Its my first attempt.

copper wire size calculations

hi.

i have a question. does the size core has any effect on selecting the bmax value?

I’m using a ee85 core and trying to calculate a high output current transformer(about 2-4kA & 2-5 volt).

some websites say the value of bmax should be between 3500G t 4500G.

what should i do??? help plz..

my design:

f=30khz – vin=310vdc – v out- 3- 5volt – IOut max= 4000A – ee85

hi.

i have a question. does the size core has any effect on selecting the bmax value?

I’m using a ee85 core and trying to calculate a high output current transformer(about 2-4kA & 2-5 volt).

some websites say the value of bmax should be between 3500G t 4500G.
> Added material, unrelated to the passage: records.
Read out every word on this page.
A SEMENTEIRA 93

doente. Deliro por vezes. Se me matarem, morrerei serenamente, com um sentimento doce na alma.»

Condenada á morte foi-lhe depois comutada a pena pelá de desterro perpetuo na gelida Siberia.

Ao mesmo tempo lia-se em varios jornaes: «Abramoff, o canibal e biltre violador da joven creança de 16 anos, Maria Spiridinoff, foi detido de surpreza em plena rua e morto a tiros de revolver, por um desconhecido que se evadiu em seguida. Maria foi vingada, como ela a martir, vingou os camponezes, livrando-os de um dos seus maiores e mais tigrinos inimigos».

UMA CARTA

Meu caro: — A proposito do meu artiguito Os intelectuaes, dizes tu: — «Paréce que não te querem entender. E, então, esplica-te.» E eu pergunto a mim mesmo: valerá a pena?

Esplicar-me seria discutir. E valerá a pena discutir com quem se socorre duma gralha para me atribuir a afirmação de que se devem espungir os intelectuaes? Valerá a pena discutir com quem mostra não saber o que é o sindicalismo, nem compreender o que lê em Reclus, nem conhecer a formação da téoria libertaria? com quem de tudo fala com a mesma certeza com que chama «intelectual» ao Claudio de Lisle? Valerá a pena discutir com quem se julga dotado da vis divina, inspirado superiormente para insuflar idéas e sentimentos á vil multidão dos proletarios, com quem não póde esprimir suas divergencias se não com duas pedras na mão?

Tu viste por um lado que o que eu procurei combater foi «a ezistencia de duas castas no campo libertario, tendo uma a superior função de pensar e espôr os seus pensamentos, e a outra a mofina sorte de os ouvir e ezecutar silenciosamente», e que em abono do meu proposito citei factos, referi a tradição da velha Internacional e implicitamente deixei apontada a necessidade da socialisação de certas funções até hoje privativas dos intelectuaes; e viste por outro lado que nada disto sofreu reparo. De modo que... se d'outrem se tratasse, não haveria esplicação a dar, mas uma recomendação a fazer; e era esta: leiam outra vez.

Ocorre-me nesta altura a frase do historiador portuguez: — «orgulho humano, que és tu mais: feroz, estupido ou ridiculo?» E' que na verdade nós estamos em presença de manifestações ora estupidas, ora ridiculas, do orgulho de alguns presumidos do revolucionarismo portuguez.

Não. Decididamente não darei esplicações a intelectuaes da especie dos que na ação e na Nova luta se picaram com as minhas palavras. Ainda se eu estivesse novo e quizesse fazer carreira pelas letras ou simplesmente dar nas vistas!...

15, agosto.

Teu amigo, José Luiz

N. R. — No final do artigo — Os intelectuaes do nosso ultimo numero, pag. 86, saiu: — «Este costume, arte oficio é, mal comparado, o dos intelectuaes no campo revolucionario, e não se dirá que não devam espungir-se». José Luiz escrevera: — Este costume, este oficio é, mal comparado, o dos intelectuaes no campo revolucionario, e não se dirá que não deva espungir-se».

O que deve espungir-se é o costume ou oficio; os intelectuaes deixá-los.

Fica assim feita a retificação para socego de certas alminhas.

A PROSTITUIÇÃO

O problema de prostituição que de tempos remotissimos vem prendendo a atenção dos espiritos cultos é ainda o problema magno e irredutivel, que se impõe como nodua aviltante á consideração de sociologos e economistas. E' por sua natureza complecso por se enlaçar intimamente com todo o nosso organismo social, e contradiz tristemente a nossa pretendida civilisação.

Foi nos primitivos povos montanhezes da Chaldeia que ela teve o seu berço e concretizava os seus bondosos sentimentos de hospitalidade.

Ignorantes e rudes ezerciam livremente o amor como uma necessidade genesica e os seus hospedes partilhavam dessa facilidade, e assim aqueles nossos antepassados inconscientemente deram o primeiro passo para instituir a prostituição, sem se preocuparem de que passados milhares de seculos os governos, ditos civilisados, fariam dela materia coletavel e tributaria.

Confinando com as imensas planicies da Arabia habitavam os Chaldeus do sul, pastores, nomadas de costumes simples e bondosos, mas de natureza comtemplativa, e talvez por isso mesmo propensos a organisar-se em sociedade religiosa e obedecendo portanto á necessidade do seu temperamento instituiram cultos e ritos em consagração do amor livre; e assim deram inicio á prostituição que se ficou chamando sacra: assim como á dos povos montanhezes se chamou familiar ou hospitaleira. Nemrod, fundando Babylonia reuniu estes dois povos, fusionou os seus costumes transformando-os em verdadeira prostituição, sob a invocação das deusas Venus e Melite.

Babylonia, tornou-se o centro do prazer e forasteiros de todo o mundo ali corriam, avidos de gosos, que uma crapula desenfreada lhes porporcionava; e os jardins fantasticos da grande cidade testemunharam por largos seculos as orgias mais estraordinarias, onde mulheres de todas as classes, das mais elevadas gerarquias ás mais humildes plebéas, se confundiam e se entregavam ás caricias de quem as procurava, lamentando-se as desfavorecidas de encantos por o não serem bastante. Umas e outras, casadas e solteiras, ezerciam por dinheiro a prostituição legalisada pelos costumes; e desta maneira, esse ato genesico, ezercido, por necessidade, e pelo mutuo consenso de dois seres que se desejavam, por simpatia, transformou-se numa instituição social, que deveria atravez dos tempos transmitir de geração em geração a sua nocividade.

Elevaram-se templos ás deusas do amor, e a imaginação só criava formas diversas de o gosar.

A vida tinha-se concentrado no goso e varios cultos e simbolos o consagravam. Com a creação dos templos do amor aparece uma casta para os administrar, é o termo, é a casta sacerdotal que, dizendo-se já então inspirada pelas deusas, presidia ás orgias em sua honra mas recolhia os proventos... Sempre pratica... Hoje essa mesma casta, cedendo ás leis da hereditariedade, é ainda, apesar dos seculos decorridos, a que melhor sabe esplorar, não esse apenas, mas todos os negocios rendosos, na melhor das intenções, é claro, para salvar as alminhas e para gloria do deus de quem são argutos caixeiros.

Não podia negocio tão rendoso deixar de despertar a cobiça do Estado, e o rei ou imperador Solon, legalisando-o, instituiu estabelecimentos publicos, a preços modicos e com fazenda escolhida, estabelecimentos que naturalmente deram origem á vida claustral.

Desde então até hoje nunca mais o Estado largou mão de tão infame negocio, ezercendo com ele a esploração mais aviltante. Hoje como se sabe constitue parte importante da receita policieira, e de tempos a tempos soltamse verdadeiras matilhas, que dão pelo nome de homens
what should i do??? help plz..

my design:

f=30khz – vin=310vdc – v out- 3- 5volt – IOut max= 4000A – ee85

SIr,

Can you provide Complete calculations of DC-AC Ballast design T/F and Resonant inductor

Ballast 4W, Input 12Vdc, Push-Pull config.

Hi dear friend

thanks about this post. it’s great

Can you create a post about calculating the number of the wire(wire layer) and the effect of the skin?

with this post’s example.

thanks a lot.

Is it possible to design 4000Watt SMPS inverter from 500VDC input to 220VDC,15A output.

Regards,

Prasada Rao

Hello

I want to design a switching power supply with the following specifications

Topology : Forward or Flyback

Vin (AC) = 220V

Vin (Diode Bridge DC) = 310V

Iout = 13A

EER42/42/20 => Ac = 1.94 cm^2

Bmax = 1500G

Fsw = 45KHz

Thank you for helping me

Very good read. For a full bridge topoplogy it’s the same set of equation for push pull?

You seem to neglect the joule heating losses / coils resistances that will reduce the output voltage at the full charge ?

how to calculate in direct ac-ac high frequency link transformer?